Last month’s death of the borough’s laureate, Ken Siegelman, has left the poetry world reeling, but after covering his death, and offering Borough President Markowitz a short list of candidates for Verse Maker in Chief, The Brooklyn Paper received a stunning number of e-mails — more, in fact, than we’ve ever received on a poetry-related story.
Park Slope poet Sharon Mesmer, a lively poet who’s not afraid to write poems with titles like “Annoying Diabetic Bitch” and “Holy Mother of Monkey Poo,” is leading with 44 percent of the ballots. In second place is fellow Sloper, Lynn Chandhok, with 36 percent.
“Wait — does this mean I have to write a sonnet to Marty Markowitz?” quipped Mesmer, author of three collections. “Oh well, a poet’s gotta do what a poet’s gotta do. Problem is, the only thing that rhymes with Markowitz is ‘have a schvitz.’” (Why is that a problem?)
Mesmer’s sense of humor was often cited by her supporters as evidence that she belongs at the zenith of the borough’s long-clawed poetry community.
Indeed, Maria Damon wrote us with her own poem about Mesmer:
Sharon Mesmer is the one
She’s the one who’s all the fun!
Sharon Mesmer, she’s your girl
She’ll make Brooklyn the center of the world!
Others took the opportunity to slam the other poets on our short list.
“Please let it be Sharon Mesmer,” wrote Gary Sullivan of Kensington. [Bob] Hershon is a fuddy duddy. [Matt] Rohrer is a lame mainstream poet. The other people are so forgettable and lame that I’ve already forgotten them.”
That’s not to say that Chandhok, whose work bridges the cultural gap between her family’s native India and her own native Brooklyn, hasn’t evoked similar passions in her fans.
“Her poems are enchanting and rich topographies of two places: Brooklyn and Kashmir,” wrote Nick Soodik. “Her work takes pleasure in the intimacies of these two places and the rich sounds of what they offer. She gets my vote.”
Hershon, the publisher of the small, but influential, Hanging Loose Press, a publishing house and twice-yearly literary magazine, was a distant third with eight percent of the ballots. Then again, he did get a very important vote — from Kamiko Hahn, whom many believe is already part of Borough President Markowitz’s rhyme scheme.
“It would be an honor to be poet laureate,” Hahn told The Brooklyn Paper. “Having said that, I would vote for Bob Hershon!”
Bushwick bard Frank Hoier, who does our bi-weekly “Rhythm and News” feature, was next with six percent, Park Slope writer Rohrer had four percent and They Might Be Giants had only two percent.
The only person on our short list who did not receive any votes was Leon Freilich, a prolific mirth-maker whose work has filled not only our pages, but Web sites all over town.

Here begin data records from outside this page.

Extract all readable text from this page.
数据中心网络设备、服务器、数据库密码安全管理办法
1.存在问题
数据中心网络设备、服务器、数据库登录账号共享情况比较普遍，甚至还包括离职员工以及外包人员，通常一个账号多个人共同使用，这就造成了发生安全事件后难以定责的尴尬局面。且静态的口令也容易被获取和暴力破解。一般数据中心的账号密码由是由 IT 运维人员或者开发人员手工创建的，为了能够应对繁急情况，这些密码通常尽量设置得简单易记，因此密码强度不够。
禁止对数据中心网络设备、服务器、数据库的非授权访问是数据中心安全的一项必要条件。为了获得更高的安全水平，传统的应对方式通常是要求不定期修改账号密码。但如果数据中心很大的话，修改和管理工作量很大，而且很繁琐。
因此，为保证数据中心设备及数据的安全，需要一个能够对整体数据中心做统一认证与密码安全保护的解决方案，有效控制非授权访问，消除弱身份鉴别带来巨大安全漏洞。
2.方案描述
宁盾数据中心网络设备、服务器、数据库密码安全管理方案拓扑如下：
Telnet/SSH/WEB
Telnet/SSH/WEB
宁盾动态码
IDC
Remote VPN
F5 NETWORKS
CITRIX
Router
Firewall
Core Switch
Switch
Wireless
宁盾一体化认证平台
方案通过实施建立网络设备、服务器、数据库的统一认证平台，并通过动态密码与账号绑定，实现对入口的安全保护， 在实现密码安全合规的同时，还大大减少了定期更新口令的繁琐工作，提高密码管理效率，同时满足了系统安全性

But Freilich is still making a pitch, sending us his latest classic, “Eight Million Couches,” which he wrote after reading that New Yorkers were considered only the third-most neurotic people in the nation:
Third? That’s all? And which are the other two?
Studies demeaning our city can’t be true.
Washington, D.C.? San Francisco?
Comparing a kiddie skating rink to a disco.
Boston? Los Angeles? Second city Chicago?
Everlastingly, impossibly no!
New York City’s six million neurotics
Thrive, along with another two million psychotics.
Point to any syndrome or loony complex,
New Yorkers have it, every dad-and-momplex.
Any way you look at the shrinker game,
Neurosis surely is our middle name.
Live here? The self-disrepecting are hot to;
He or she or they’d be crazy not to.
For his part, Markowitz has said he isn’t ready to make a decision.
“We’ll convene a borough-wide poetry group, a panel,” he said. “I’m ultimately the one who has to make the decision, but I’m not a poet and I don’t want to suggest that I am. We have to find someone who is respected in his or her field, and has the time and desire to go out there and promote poetry.
“Ken Siegelman was a great poet laureate who was both,” he added.